Venice - A New Vision
Update January 2009
Venice. Use all the adjectives you can and still you will never capture its beauty, mystique and the miraculous colours that play upon this magical place.
I first saw Venice in 1951. Over many subsequent visits, I painted palace façades, gondolas and canals - much as other artists in past centuries. And I was delighted to do so.
In recent years the focus changed for me. I began to observe closely the lagoon upon which the city was built. Indirectly, I began to paint mirrored reflections in the canal waters.
As time past, this became altogether too tame a subject. Instead, I saw a distillation through the movement of waters agitated by the activity of the city. That movement, itself, became a part of the picture, if not the whole - a myriad of shapes and colours.

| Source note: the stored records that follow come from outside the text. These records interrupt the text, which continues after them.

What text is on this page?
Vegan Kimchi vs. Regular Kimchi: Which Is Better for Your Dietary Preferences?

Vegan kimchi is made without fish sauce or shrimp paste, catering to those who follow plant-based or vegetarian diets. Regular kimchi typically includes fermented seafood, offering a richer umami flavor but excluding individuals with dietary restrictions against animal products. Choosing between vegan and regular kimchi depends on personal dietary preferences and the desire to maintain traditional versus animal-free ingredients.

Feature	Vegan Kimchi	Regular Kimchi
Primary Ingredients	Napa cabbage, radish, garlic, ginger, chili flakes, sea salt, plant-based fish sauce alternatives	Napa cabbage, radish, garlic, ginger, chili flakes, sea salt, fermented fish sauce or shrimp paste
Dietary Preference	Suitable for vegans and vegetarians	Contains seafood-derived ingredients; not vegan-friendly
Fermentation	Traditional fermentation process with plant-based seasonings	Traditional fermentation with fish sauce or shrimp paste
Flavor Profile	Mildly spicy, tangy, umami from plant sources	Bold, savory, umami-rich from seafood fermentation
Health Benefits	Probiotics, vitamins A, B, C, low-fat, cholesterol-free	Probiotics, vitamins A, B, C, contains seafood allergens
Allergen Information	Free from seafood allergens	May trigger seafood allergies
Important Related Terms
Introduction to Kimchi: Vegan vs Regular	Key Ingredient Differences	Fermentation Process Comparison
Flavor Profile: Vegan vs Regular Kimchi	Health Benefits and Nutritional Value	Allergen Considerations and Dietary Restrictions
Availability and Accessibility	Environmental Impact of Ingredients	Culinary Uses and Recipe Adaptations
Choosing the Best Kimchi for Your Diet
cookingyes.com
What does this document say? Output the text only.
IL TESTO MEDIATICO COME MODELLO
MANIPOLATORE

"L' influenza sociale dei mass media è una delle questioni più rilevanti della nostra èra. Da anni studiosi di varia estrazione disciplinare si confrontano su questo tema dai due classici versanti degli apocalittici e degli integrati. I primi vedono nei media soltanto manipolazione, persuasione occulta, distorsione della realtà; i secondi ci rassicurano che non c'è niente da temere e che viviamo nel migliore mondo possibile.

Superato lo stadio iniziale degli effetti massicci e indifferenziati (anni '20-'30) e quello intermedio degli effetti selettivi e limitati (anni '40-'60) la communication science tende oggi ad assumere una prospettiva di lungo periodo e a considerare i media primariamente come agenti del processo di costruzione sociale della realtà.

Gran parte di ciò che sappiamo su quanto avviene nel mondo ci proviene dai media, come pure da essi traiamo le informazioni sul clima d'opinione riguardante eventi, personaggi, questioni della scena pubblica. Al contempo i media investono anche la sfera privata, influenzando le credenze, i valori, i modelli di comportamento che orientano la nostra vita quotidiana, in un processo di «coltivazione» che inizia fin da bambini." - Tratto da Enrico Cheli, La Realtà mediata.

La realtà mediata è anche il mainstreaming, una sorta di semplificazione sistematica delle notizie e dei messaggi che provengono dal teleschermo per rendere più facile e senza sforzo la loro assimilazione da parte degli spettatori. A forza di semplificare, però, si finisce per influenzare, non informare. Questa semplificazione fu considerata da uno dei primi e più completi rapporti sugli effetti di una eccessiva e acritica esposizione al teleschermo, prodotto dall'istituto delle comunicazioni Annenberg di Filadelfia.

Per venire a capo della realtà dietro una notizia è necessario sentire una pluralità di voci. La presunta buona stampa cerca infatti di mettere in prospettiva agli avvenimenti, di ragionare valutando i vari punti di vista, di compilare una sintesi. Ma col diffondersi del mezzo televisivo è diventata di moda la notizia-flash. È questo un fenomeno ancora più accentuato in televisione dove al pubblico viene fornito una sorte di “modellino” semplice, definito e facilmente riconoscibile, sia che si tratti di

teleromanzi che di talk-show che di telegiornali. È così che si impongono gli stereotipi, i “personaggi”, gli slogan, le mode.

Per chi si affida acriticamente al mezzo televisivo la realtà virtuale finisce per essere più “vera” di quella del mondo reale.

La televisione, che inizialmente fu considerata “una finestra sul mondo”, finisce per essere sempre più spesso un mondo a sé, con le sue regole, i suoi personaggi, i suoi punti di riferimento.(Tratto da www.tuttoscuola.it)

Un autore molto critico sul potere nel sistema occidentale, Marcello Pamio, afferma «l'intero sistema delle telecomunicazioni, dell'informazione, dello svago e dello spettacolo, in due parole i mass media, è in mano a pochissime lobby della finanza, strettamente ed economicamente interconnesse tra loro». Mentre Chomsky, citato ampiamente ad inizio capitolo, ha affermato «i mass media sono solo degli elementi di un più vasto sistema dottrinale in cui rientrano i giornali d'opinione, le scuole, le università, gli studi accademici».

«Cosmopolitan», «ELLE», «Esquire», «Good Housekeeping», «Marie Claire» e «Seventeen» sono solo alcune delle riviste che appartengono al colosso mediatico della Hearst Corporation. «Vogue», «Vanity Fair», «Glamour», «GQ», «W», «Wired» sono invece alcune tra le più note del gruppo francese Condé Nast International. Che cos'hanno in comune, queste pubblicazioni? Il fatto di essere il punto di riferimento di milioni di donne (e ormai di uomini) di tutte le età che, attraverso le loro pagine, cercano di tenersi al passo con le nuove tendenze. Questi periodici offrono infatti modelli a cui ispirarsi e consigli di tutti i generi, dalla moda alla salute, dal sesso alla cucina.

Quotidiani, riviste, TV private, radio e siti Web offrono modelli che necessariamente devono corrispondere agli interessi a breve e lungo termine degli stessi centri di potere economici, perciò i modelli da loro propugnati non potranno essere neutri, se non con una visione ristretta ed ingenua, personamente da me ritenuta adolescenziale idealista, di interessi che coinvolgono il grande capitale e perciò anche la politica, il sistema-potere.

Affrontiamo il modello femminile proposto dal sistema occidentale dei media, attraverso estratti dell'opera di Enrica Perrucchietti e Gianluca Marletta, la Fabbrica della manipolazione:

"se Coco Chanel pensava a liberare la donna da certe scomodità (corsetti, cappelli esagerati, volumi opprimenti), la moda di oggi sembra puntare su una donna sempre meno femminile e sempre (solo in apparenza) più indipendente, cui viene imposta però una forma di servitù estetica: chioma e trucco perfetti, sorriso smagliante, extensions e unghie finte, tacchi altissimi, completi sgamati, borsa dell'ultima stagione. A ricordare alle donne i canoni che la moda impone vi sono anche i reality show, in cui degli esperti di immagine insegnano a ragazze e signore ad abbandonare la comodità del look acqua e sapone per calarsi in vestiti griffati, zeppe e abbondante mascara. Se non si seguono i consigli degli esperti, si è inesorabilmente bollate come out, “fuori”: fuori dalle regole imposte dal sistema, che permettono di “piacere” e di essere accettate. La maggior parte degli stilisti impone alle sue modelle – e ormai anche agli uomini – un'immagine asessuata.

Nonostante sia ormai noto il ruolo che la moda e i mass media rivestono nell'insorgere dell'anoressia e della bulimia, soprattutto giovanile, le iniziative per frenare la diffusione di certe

Undulations became swirls and swirls became vortexes. Boats, buildings and people blended and merged into a pattern of elusive colours, an optical puzzle.
Painted by so many artists through the centuries, I aspired to my new focus on the ever-changing dance of canal waters stirred by Venetian vessels.
Francis Kelly
“In May this year I reached the age of 80. I reflected on my 59 years as an artist, but the new images are not a finality, but a new beginning. During the past decade, I have had several strokes, but I have not let them impede my painting. For many decades, Venice has been an inspiration to me. I evolved a different form of expression than the usual representation of that unique city. I began to observe water movements and reflections. Many of the new paintings on the site are a distillation of the varied patterns and abstract forms by the swirl of agitated waters.”